Determining the relationships
Most departments offer more than one concentration and each concentration has its own set of outside requirements. In many cases, these outside requirements are consistent with one another. In other cases, it can be more complicated to determine a set of outside requirements consistently with other departments.

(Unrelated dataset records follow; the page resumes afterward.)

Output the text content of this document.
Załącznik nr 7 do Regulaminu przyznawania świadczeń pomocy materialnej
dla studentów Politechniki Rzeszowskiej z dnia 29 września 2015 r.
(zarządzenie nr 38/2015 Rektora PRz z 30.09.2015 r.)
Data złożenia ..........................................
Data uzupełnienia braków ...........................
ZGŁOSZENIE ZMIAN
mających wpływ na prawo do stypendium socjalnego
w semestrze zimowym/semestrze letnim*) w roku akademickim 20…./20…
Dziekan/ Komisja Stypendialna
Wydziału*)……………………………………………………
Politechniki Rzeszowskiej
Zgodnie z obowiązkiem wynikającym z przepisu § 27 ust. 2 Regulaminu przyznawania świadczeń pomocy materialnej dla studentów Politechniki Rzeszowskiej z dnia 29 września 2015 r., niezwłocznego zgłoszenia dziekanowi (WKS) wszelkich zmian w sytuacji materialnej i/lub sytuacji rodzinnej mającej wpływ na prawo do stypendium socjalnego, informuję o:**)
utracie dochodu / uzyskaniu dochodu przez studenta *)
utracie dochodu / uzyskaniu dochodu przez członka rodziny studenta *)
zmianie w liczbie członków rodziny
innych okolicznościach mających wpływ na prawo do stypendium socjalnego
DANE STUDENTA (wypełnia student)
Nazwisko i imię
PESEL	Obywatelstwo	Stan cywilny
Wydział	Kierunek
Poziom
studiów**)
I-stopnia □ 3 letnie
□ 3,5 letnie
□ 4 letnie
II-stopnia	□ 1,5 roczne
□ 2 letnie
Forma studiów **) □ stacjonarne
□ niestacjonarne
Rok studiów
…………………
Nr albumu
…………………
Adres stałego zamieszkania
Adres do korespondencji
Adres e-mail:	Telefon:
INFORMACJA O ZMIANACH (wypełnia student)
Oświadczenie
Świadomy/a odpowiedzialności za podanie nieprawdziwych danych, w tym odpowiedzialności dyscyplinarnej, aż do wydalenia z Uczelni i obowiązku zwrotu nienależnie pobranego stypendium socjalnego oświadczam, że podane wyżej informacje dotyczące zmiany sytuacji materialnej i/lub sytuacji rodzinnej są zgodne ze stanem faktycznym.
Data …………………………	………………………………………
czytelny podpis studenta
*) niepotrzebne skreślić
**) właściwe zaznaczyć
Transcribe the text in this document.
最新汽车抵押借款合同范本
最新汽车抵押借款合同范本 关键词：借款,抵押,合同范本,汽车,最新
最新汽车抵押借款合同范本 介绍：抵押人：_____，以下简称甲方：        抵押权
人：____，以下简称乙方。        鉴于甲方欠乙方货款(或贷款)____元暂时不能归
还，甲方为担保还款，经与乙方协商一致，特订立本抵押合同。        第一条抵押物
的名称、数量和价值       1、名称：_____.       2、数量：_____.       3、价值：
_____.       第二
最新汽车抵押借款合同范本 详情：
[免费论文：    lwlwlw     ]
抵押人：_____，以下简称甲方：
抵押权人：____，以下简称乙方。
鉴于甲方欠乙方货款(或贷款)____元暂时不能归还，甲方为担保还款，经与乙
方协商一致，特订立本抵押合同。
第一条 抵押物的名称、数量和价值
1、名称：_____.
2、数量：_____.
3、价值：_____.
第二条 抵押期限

The Department of Business, for example, contains two concentrations - Accounting and Business. Both of those concentrations have the same outside requirements: ECON 103 and ECON 306 from the Department of Economics and STAT 185 or STAT 225 from the Department of Mathematics and Statistics. We would say that the Department of Business has three outside requirements. We would also say the Department of Economics has two dependents (i.e. courses on which other courses depend) and that the Department of Mathematics and Statistics has one.
My own department of Mathematics and Statistics lies at the other end of the complication spectrum with a complicated string of “ands” and “ors” and other possibilities that’s difficult to deal with consistently. We have three concentrations (Pure Math, Applied Math, and Stats) all of which require outside sequences that can be chosen from multiple departments. In these kinds of cases, I chose the dependency structure to be represented as widely as possible while trying not to overinflate the number of edges. As an example, suppose that a department has requirements
- Physics 221 and 222, or
- Chemistry 231 and 232, or
- Business 225 and Economics 103.
That leads to four arrows from each of those departments to mathematics. Of course, some students will take physics and some will take chemistry so it seems fair to split those. Business and economics both get an arrow, since there’s a requirement from each department.
Conclusion
All departments at UNCA (past and current) have immeasurable intrinsic value. The fundamental sciences play a special role via their contribution across the curriculum. Even within that distinguished group, Mathematics and Statistics plays a dominant role.
One final point worth mentioning is that the Mathematics courses that are required by other majors are not just introductory classes but, also, 200 level classes like Multivariable Calculus, Discrete Mathematics, and Math for Machine Learning, as well as 300 level classes like Differential Equations.